As you can guess, that kind of feeling doesn't do much for anyone's anxiety levels.
Then there's the other kind of "should" - the ones we tell ourselves, the ones which come with the invisible tag of "but I won't". "I should stay on this diet... but I won't". "I should Clean All The Things... but I won't". "I should do this disagreeable task... but I'm not gonna!". Again, not only is the world imperfect, and not only is this All Our Fault, but we're also unable to even rely on ourselves to do things. How hopeless are we?
(Something else which doesn't do much for anyone's anxiety levels).
However, banishing "should" (and its close cousin, "ought to") from your mental vocabulary is a hard thing to do at times. For a start, there's all the externally imposed "shoulds" - the expectations of parents, partners, friends, children, teachers, employers, co-workers, advertisers, marketers, manufacturers and so on. ("You should buy $PRODUCTNAME!") Plus there's all the internal ones, yelled at us by our jerk!brains on constant loop - including the ones which come up as part of the memory tapes bringing up old humiliations to dance on the stage of the Grand Olde Embarrassing Recollection to remind us of what we "should" and "shouldn't" be doing, or have done.
What's the solution to all of this? Well, the one which worked for me was basically stepping back from what I "should" be doing, and asking myself "what, realistically, can I do?" This one works particularly well for the memory tapes. Asking myself "okay, what am I able to do about this problem/issue, right here, right now?" tends to make the tapes suddenly grind to a glitching halt - because usually the answer is "nothing". I can't fix past mistakes from the present. I can make an effort to alter future behaviour, but other than that? There is literally nothing I can do.
This works well for other people's expectations of you as well. I have a lovely little icon (created by Copperbadge a while ago) which reads "Impossibility established early takes the sting out of the rest of the obstacles". If other people want you to do something, if they think you "should" be able to do it, ask yourself: "can I do this?" Are you physically, socially, mentally capable of performing the task they're asking? (This includes such things as "do I have the skills needed?", "do I have the available spare capacity?", "do I have the available spare time?" and, of course, "do I actually want to do this?"). If the answer is "yes", then perform the task. If the answer is "no", then tell them so - give reasons if the person asking is a reasonable person (unreasonable people don't deserve reasons for your answers, because unreasonable people can't or won't be reasoned with).

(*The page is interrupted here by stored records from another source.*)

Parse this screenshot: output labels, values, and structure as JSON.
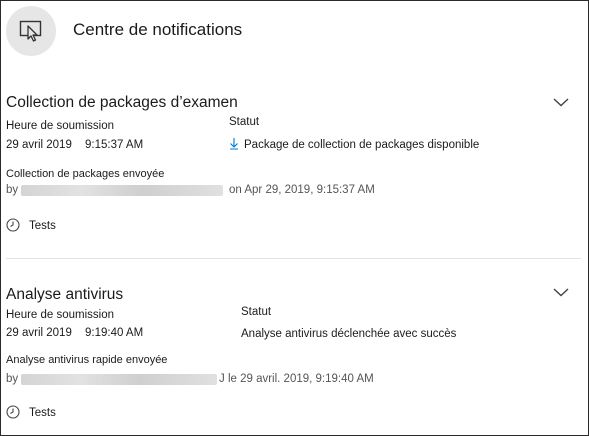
{
  "header": {
    "title": "Centre de notifications",
    "icon": "device-notification-icon"
  },
  "cards": [
    {
      "title": "Collection de packages d’examen",
      "submission_label": "Heure de soumission",
      "date": "29 avril 2019",
      "time": "9:15:37 AM",
      "status_label": "Statut",
      "status_value": "Package de collection de packages disponible",
      "status_icon": "download-icon",
      "event_text": "Collection de packages envoyée",
      "by_prefix": "by",
      "by_suffix": "on Apr 29, 2019, 9:15:37 AM",
      "tag": "Tests",
      "expanded_icon": "chevron-down-icon"
    },
    {
      "title": "Analyse antivirus",
      "submission_label": "Heure de soumission",
      "date": "29 avril 2019",
      "time": "9:19:40 AM",
      "status_label": "Statut",
      "status_value": "Analyse antivirus déclenchée avec succès",
      "event_text": "Analyse antivirus rapide envoyée",
      "by_prefix": "by",
      "by_suffix": "J le 29 avril. 2019,  9:19:40 AM",
      "tag": "Tests",
      "expanded_icon": "chevron-down-icon"
    }
  ],
  "colors": {
    "accent": "#0078d4",
    "header_icon_bg": "#e6e6e6",
    "divider": "#e3e3e3"
  }
}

By bringing things back from the ideal world of "should" to the actual world of "can I, am I, do I, is this" you wind up being a lot more realistic about your own capabilities, and a lot less prone to stressing yourself out over things which are outside your own control.
 You'll note one of the apparent "goals" being set there is fully functional human telepathy. Nobody said the goals of a "should" were ever either realistic or achievable.